Normal Blood Flow Values
PET scanning has made it possible to put exact numbers on myocardial perfusion. In a study of nearly 2,800 patients without coronary artery plaque, the median resting blood flow was 0.73 mL/min per gram and the median stress flow was 1.72 mL/min per gram. The ratio between the two, called myocardial blood flow reserve, was 2.31, meaning the heart could roughly 2.3 times its resting flow under maximum demand.
These numbers vary by age and sex. Women tend to have slightly higher resting flow than men (median of about 0.82 vs. 0.62 mL/min per gram at age 20). Stress flow declines with age in both sexes: a 20-year-old male’s median stress flow is about 1.97 mL/min per gram, while an 80-year-old male’s drops to around 1.38. A flow reserve ratio below about 2.0 is generally considered a red flag that warrants further investigation.
When Perfusion Testing Is Recommended
Current guidelines from the American Heart Association and American College of Cardiology (2025) recommend perfusion imaging for people with known or suspected coronary disease whose symptoms change or whose exercise tolerance worsens despite being on appropriate medications.

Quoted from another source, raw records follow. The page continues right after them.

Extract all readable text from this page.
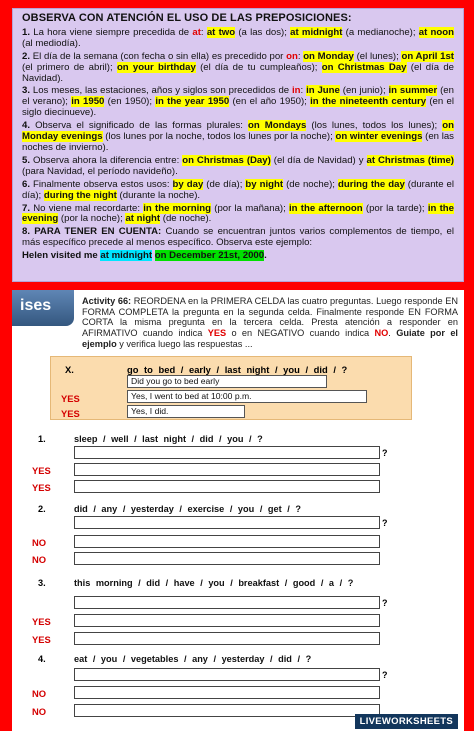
OBSERVA CON ATENCIÓN EL USO DE LAS PREPOSICIONES:
1. La hora viene siempre precedida de at: at two (a las dos); at midnight (a medianoche); at noon (al mediodía).
2. El día de la semana (con fecha o sin ella) es precedido por on: on Monday (el lunes); on April 1st (el primero de abril); on your birthday (el día de tu cumpleaños); on Christmas Day (el día de Navidad).
3. Los meses, las estaciones, años y siglos son precedidos de in: in June (en junio); in summer (en el verano); in 1950 (en 1950); in the year 1950 (en el año 1950); in the nineteenth century (en el siglo diecinueve).
4. Observa el significado de las formas plurales: on Mondays (los lunes, todos los lunes); on Monday evenings (los lunes por la noche, todos los lunes por la noche); on winter evenings (en las noches de invierno).
5. Observa ahora la diferencia entre: on Christmas (Day) (el día de Navidad) y at Christmas (time) (para Navidad, el período navideño).
6. Finalmente observa estos usos: by day (de día); by night (de noche); during the day (durante el día); during the night (durante la noche).
7. No viene mal recordarte: in the morning (por la mañana); in the afternoon (por la tarde); in the evening (por la noche); at night (de noche).
8. PARA TENER EN CUENTA: Cuando se encuentran juntos varios complementos de tiempo, el más específico precede al menos específico. Observa este ejemplo:
Helen visited me at midnight on December 21st, 2000.
ises	Activity 66: REORDENA en la PRIMERA CELDA las cuatro preguntas. Luego responde EN FORMA COMPLETA la pregunta en la segunda celda. Finalmente responde EN FORMA CORTA la misma pregunta en la tercera celda. Presta atención a responder en AFIRMATIVO cuando indica YES o en NEGATIVO cuando indica NO. Guiate por el ejemplo y verifica luego las respuestas ...
X.	go to bed / early / last night / you / did / ?
Did you go to bed early
YES	Yes, I went to bed at 10:00 p.m.
YES	Yes, I did.
1.	sleep / well / last night / did / you / ?
?
YES
YES
2.	did / any / yesterday / exercise / you / get / ?
?
NO
NO
3.	this morning / did / have / you / breakfast / good / a / ?
?
YES
YES
4.	eat / you / vegetables / any / yesterday / did / ?
?
NO
NO
LIVEWORKSHEETS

In that scenario, SPECT, PET, or cardiac MRI can identify how much of the heart is affected, estimate the risk of a future heart attack, and help guide the next step in treatment.
Importantly, routine repeat testing is not recommended for stable patients who are doing well on their current treatment and haven’t noticed any new symptoms. The guidelines explicitly flag periodic stress testing in stable patients as providing no benefit, and routine repeat catheterization (the invasive procedure where a tube is threaded into the coronary arteries) as potentially harmful. Perfusion imaging is most valuable when something has changed and a clinical decision needs to be made.